While the administration stresses the UB community, they are giving slight consideration to Amherst residents, members of the extended UB community. If you have ever been on Skinnersville Road, you can see why they are complaining. Skinnersville is a dead end strip by Sweet Home High School. During rush hour, traffic locks residents in, with Skinnersville as their only outlet to the main roads. There are already enough slow-downs along Sweet Home Road with rush hour motorists, school busses, and stop lights, and 232 new residents can only exacerbate the problem. Imagine the chaos that will ensue when construction vehicles reduce outgoing traffic to a painful crawl.

Skinnersville is isolated for a reason. The land around it was designated as an environmental preserve, featuring unique marshlands and wildlife. It is pointless and hypocritical for the university to create a preserve that's going to be bulldozed in the end. The ETF was denied proper input, mirroring the protest that occurred in the creation of the South Lake Village.

The ETF's concern for sprawl is legitimate. No matter what the administration calls it, building an apartment complex on a road to nowhere by paving over one of the remaining wildlife preserves on campus is a contribution to suburban sprawl.

The real point of making the apartments on Skinnersville is to market to graduate students that "on-campus" housing exists at UB. In the end, this amounts to an extra photo in a preview pamphlet. Instead of rushing to construct graduate housing on the first available site, the university should design a comprehensive housing plan that seriously considers environmental impact and the best interests of the community as a whole.

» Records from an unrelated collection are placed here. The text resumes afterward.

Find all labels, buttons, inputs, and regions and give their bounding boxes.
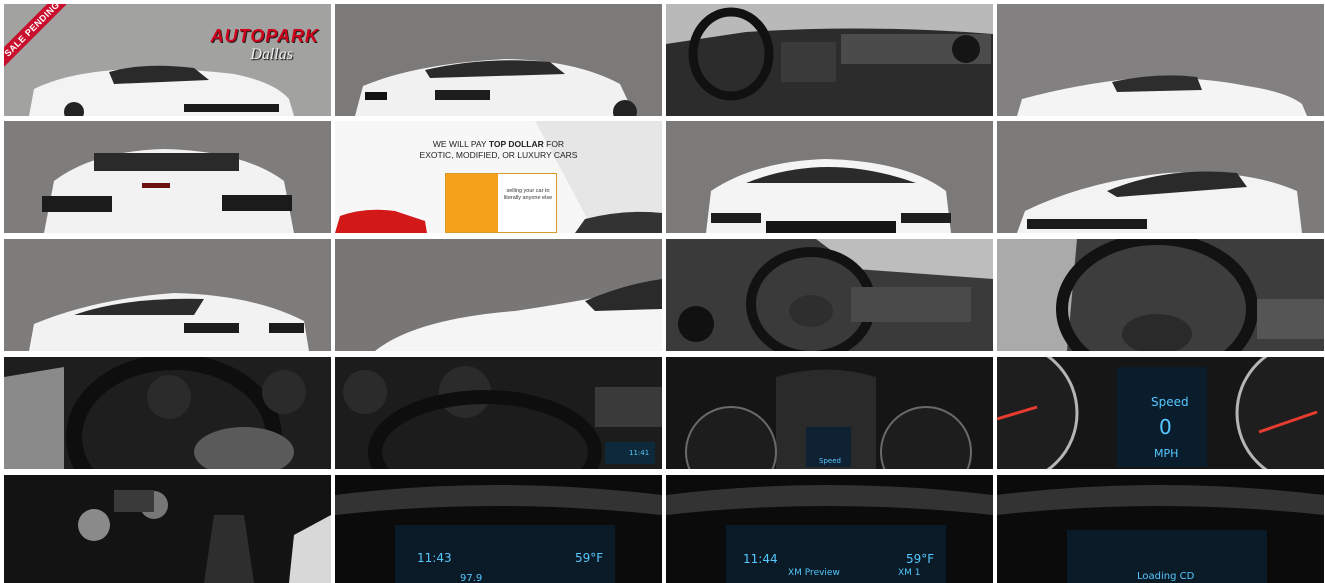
photo-thumbnail-10[interactable] <box>335 239 662 351</box>
radio-display-photo-2 <box>666 475 993 583</box>
photo-thumbnail-3[interactable] <box>666 4 993 116</box>
photo-thumbnail-8[interactable] <box>997 121 1324 233</box>
photo-thumbnail-20[interactable]: Loading CD <box>997 475 1324 583</box>
photo-thumbnail-9[interactable] <box>4 239 331 351</box>
cluster-speed-value: 0 <box>1159 415 1172 439</box>
center-console-shifter-photo <box>4 475 331 583</box>
car-front-photo <box>666 121 993 233</box>
photo-thumbnail-11[interactable] <box>666 239 993 351</box>
photo-thumbnail-7[interactable] <box>666 121 993 233</box>
small-radio-time: 11:41 <box>629 449 650 457</box>
photo-thumbnail-1[interactable]: SALE PENDING AUTOPARK Dallas <box>4 4 331 116</box>
photo-thumbnail-18[interactable]: 11:43 59°F 97.9 <box>335 475 662 583</box>
photo-thumbnail-4[interactable] <box>997 4 1324 116</box>
radio2-temp: 59°F <box>906 552 935 566</box>
car-rear-photo <box>4 121 331 233</box>
radio2-time: 11:44 <box>743 552 778 566</box>
photo-thumbnail-16[interactable]: Speed 0 MPH <box>997 357 1324 469</box>
instrument-cluster-photo <box>666 357 993 469</box>
photo-thumbnail-14[interactable]: 11:41 <box>335 357 662 469</box>
radio1-temp: 59°F <box>575 551 604 565</box>
car-side-profile-photo <box>997 4 1324 116</box>
photo-thumbnail-17[interactable] <box>4 475 331 583</box>
photo-thumbnail-12[interactable] <box>997 239 1324 351</box>
dealer-logo-title: AUTOPARK <box>210 26 319 46</box>
photo-gallery: SALE PENDING AUTOPARK Dallas WE WILL PAY… <box>0 0 1325 583</box>
photo-thumbnail-6[interactable]: WE WILL PAY TOP DOLLAR FOR EXOTIC, MODIF… <box>335 121 662 233</box>
radio-display-photo-1 <box>335 475 662 583</box>
radio2-channel: XM 1 <box>898 568 921 578</box>
promo-meme: selling your car to literally anyone els… <box>445 173 557 233</box>
radio1-time: 11:43 <box>417 551 452 565</box>
meme-image <box>446 174 498 232</box>
car-hood-closeup-photo <box>335 239 662 351</box>
radio-display-photo-3 <box>997 475 1324 583</box>
radio2-station: XM Preview <box>788 568 840 578</box>
radio1-frequency: 97.9 <box>460 573 483 583</box>
steering-wheel-closeup-photo <box>997 239 1324 351</box>
radio3-status: Loading CD <box>1137 571 1195 582</box>
photo-thumbnail-2[interactable] <box>335 4 662 116</box>
cluster-speed-label-small: Speed <box>819 457 841 465</box>
interior-dashboard-photo <box>666 4 993 116</box>
car-rear-three-quarter-photo <box>335 4 662 116</box>
cluster-speed-label: Speed <box>1151 395 1189 409</box>
car-rear-angle-photo <box>4 239 331 351</box>
meme-caption: selling your car to literally anyone els… <box>503 188 553 201</box>
photo-thumbnail-15[interactable]: Speed <box>666 357 993 469</box>
gauge-cluster-wheel-photo <box>4 357 331 469</box>
promo-headline: WE WILL PAY TOP DOLLAR FOR EXOTIC, MODIF… <box>419 139 578 160</box>
gauge-cluster-side-photo <box>335 357 662 469</box>
cluster-speed-unit: MPH <box>1154 447 1179 460</box>
dealer-logo-subtitle: Dallas <box>250 46 293 63</box>
photo-thumbnail-13[interactable] <box>4 357 331 469</box>
photo-thumbnail-19[interactable]: 11:44 59°F XM Preview XM 1 <box>666 475 993 583</box>
photo-thumbnail-5[interactable] <box>4 121 331 233</box>
steering-wheel-dash-photo <box>666 239 993 351</box>
car-front-angle-photo <box>997 121 1324 233</box>
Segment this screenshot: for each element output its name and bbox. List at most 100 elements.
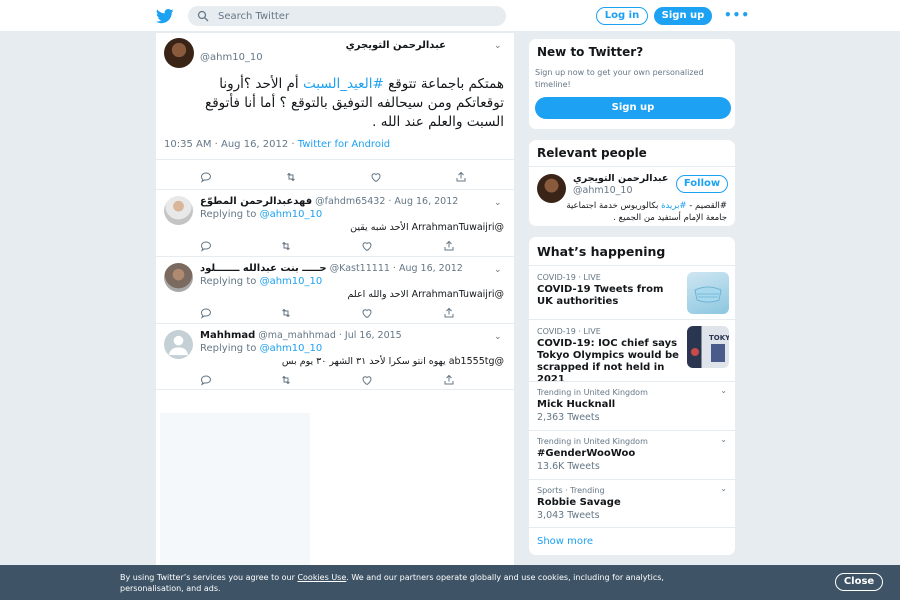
card-title: New to Twitter? bbox=[537, 45, 644, 59]
reply-icon[interactable] bbox=[200, 304, 214, 319]
chevron-down-icon[interactable]: ⌄ bbox=[494, 332, 502, 342]
relevant-people-card: Relevant people عبدالرحمن التويجري @ahm1… bbox=[528, 139, 736, 227]
author-avatar[interactable] bbox=[164, 38, 194, 68]
cookie-banner: By using Twitter’s services you agree to… bbox=[0, 565, 900, 600]
trend-title: COVID-19: IOC chief says Tokyo Olympics … bbox=[537, 338, 679, 385]
whats-happening-card: What’s happening COVID-19 · LIVE COVID-1… bbox=[528, 236, 736, 556]
replying-to: Replying to @ahm10_10 bbox=[200, 209, 322, 220]
card-signup-button[interactable]: Sign up bbox=[535, 97, 731, 119]
person-avatar[interactable] bbox=[537, 174, 566, 203]
trend-meta: Sports · Trending bbox=[537, 486, 605, 495]
cookie-link[interactable]: Cookies Use bbox=[297, 573, 346, 582]
person-handle[interactable]: @ahm10_10 bbox=[573, 185, 633, 196]
divider bbox=[156, 389, 514, 390]
card-title: What’s happening bbox=[537, 244, 666, 259]
trend-meta: Trending in United Kingdom bbox=[537, 388, 648, 397]
chevron-down-icon[interactable]: ⌄ bbox=[494, 198, 502, 208]
trend-count: 2,363 Tweets bbox=[537, 412, 600, 423]
more-options-icon[interactable]: ••• bbox=[724, 9, 749, 22]
reply-text: @ab1555tg يهوه انتو سكرا لأحد ٣١ الشهر ٣… bbox=[281, 356, 504, 367]
reply-author-name[interactable]: حـــــ بنت عبدالله ـــــــلود bbox=[200, 263, 327, 274]
like-icon[interactable] bbox=[361, 304, 375, 319]
reply-icon[interactable] bbox=[200, 168, 214, 183]
reply-tweet[interactable]: فهدعبدالرحمن المطوّع @fahdm65432 · Aug 1… bbox=[156, 190, 514, 256]
twitter-logo-icon[interactable] bbox=[156, 7, 174, 25]
search-icon bbox=[197, 10, 209, 22]
tweet-source[interactable]: Twitter for Android bbox=[298, 139, 390, 150]
close-button[interactable]: Close bbox=[835, 573, 883, 591]
cookie-text: By using Twitter’s services you agree to… bbox=[120, 572, 720, 594]
chevron-down-icon[interactable]: ⌄ bbox=[494, 41, 502, 51]
reply-tweet[interactable]: حـــــ بنت عبدالله ـــــــلود @Kast11111… bbox=[156, 257, 514, 323]
reply-avatar[interactable] bbox=[164, 196, 193, 225]
reply-tweet[interactable]: Mahhmad @ma_mahhmad · Jul 16, 2015 ⌄ Rep… bbox=[156, 324, 514, 390]
trend-item[interactable]: COVID-19 · LIVE COVID-19: IOC chief says… bbox=[529, 319, 735, 385]
reply-author-handle[interactable]: @Kast11111 bbox=[330, 263, 390, 274]
reply-avatar[interactable] bbox=[164, 263, 193, 292]
retweet-icon[interactable] bbox=[280, 237, 294, 251]
author-handle[interactable]: @ahm10_10 bbox=[200, 52, 263, 63]
like-icon[interactable] bbox=[361, 237, 375, 252]
reply-author-handle[interactable]: @fahdm65432 bbox=[315, 196, 385, 207]
chevron-down-icon[interactable]: ⌄ bbox=[494, 265, 502, 275]
trend-title: COVID-19 Tweets from UK authorities bbox=[537, 284, 664, 307]
retweet-icon[interactable] bbox=[285, 168, 299, 182]
reply-icon[interactable] bbox=[200, 371, 214, 386]
trend-item[interactable]: Trending in United Kingdom ⌄ Mick Huckna… bbox=[529, 381, 735, 430]
follow-button[interactable]: Follow bbox=[676, 175, 728, 193]
replying-to-link[interactable]: @ahm10_10 bbox=[260, 209, 323, 220]
share-icon[interactable] bbox=[443, 237, 457, 251]
retweet-icon[interactable] bbox=[280, 371, 294, 385]
share-icon[interactable] bbox=[443, 304, 457, 318]
tweet-text: همتكم باجماعة تتوقع #العيد_السبت أم الأح… bbox=[174, 75, 504, 132]
reply-author-name[interactable]: Mahhmad bbox=[200, 330, 255, 341]
divider bbox=[156, 159, 514, 160]
show-more-row: Show more bbox=[529, 527, 735, 555]
replying-to-link[interactable]: @ahm10_10 bbox=[260, 276, 323, 287]
chevron-down-icon[interactable]: ⌄ bbox=[720, 435, 727, 444]
trend-count: 3,043 Tweets bbox=[537, 510, 600, 521]
author-name[interactable]: عبدالرحمن التويجري bbox=[346, 40, 446, 51]
share-icon[interactable] bbox=[455, 168, 469, 182]
show-more-link[interactable]: Show more bbox=[537, 536, 593, 547]
mask-thumbnail-icon bbox=[687, 272, 729, 314]
trend-meta: COVID-19 · LIVE bbox=[537, 273, 601, 282]
tweet-meta: 10:35 AM · Aug 16, 2012 · Twitter for An… bbox=[164, 139, 390, 150]
tweet-time[interactable]: 10:35 AM · Aug 16, 2012 · bbox=[164, 139, 298, 150]
bio-hashtag[interactable]: #بريدة bbox=[661, 201, 686, 211]
card-title: Relevant people bbox=[537, 146, 647, 160]
reply-text: @ArrahmanTuwaijri الاحد والله اعلم bbox=[347, 289, 504, 300]
reply-date[interactable]: · Aug 16, 2012 bbox=[390, 263, 463, 274]
reply-actions bbox=[200, 237, 470, 252]
reply-author-handle[interactable]: @ma_mahhmad bbox=[258, 330, 336, 341]
reply-actions bbox=[200, 304, 470, 319]
card-description: Sign up now to get your own personalized… bbox=[535, 68, 704, 89]
chevron-down-icon[interactable]: ⌄ bbox=[720, 484, 727, 493]
default-avatar-icon[interactable] bbox=[164, 330, 193, 359]
like-icon[interactable] bbox=[370, 168, 384, 183]
person-name[interactable]: عبدالرحمن التويجري bbox=[573, 173, 668, 184]
trend-item[interactable]: COVID-19 · LIVE COVID-19 Tweets from UK … bbox=[529, 265, 735, 319]
person-bio: #القصيم - #بريدة بكالوريوس خدمة اجتماعية… bbox=[547, 200, 727, 224]
trend-title: #GenderWooWoo bbox=[537, 448, 636, 459]
search-input[interactable] bbox=[218, 7, 488, 25]
share-icon[interactable] bbox=[443, 371, 457, 385]
replying-to: Replying to @ahm10_10 bbox=[200, 343, 322, 354]
reply-icon[interactable] bbox=[200, 237, 214, 252]
like-icon[interactable] bbox=[361, 371, 375, 386]
reply-date[interactable]: · Aug 16, 2012 bbox=[385, 196, 458, 207]
reply-date[interactable]: · Jul 16, 2015 bbox=[336, 330, 402, 341]
divider bbox=[529, 166, 735, 167]
svg-text:TOKYO: TOKYO bbox=[709, 334, 729, 342]
retweet-icon[interactable] bbox=[280, 304, 294, 318]
chevron-down-icon[interactable]: ⌄ bbox=[720, 386, 727, 395]
login-button[interactable]: Log in bbox=[596, 7, 648, 25]
signup-button[interactable]: Sign up bbox=[654, 7, 712, 25]
reply-author-name[interactable]: فهدعبدالرحمن المطوّع bbox=[200, 196, 312, 207]
tweet-hashtag[interactable]: #العيد_السبت bbox=[303, 76, 384, 92]
trend-item[interactable]: Trending in United Kingdom ⌄ #GenderWooW… bbox=[529, 430, 735, 479]
search-box[interactable] bbox=[188, 6, 506, 26]
trend-meta: Trending in United Kingdom bbox=[537, 437, 648, 446]
replying-to-link[interactable]: @ahm10_10 bbox=[260, 343, 323, 354]
trend-item[interactable]: Sports · Trending ⌄ Robbie Savage 3,043 … bbox=[529, 479, 735, 527]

The university already has plans to construct an "Elmwood-like" commercial and residential strip connecting Ellicott with the Commons. Incorporating graduate housing into that design plan would be both more effective in building a central campus community and would limit sprawl by preserving existing natural areas on campus.

Vice President for Student Affairs Dennis Black, in defending the university's environmental review process stated, "Our UB projects have not been part of a designed master plan. No plan [no site, no design, no authority, no financing] has been developed for one next project during the previous project. We have approached the projects one by one."

A university of this size cannot afford such an ad hoc approach to housing. The university needs to develop a long-range plan and follow it - not jump on every construction bandwagon that happens to pass by.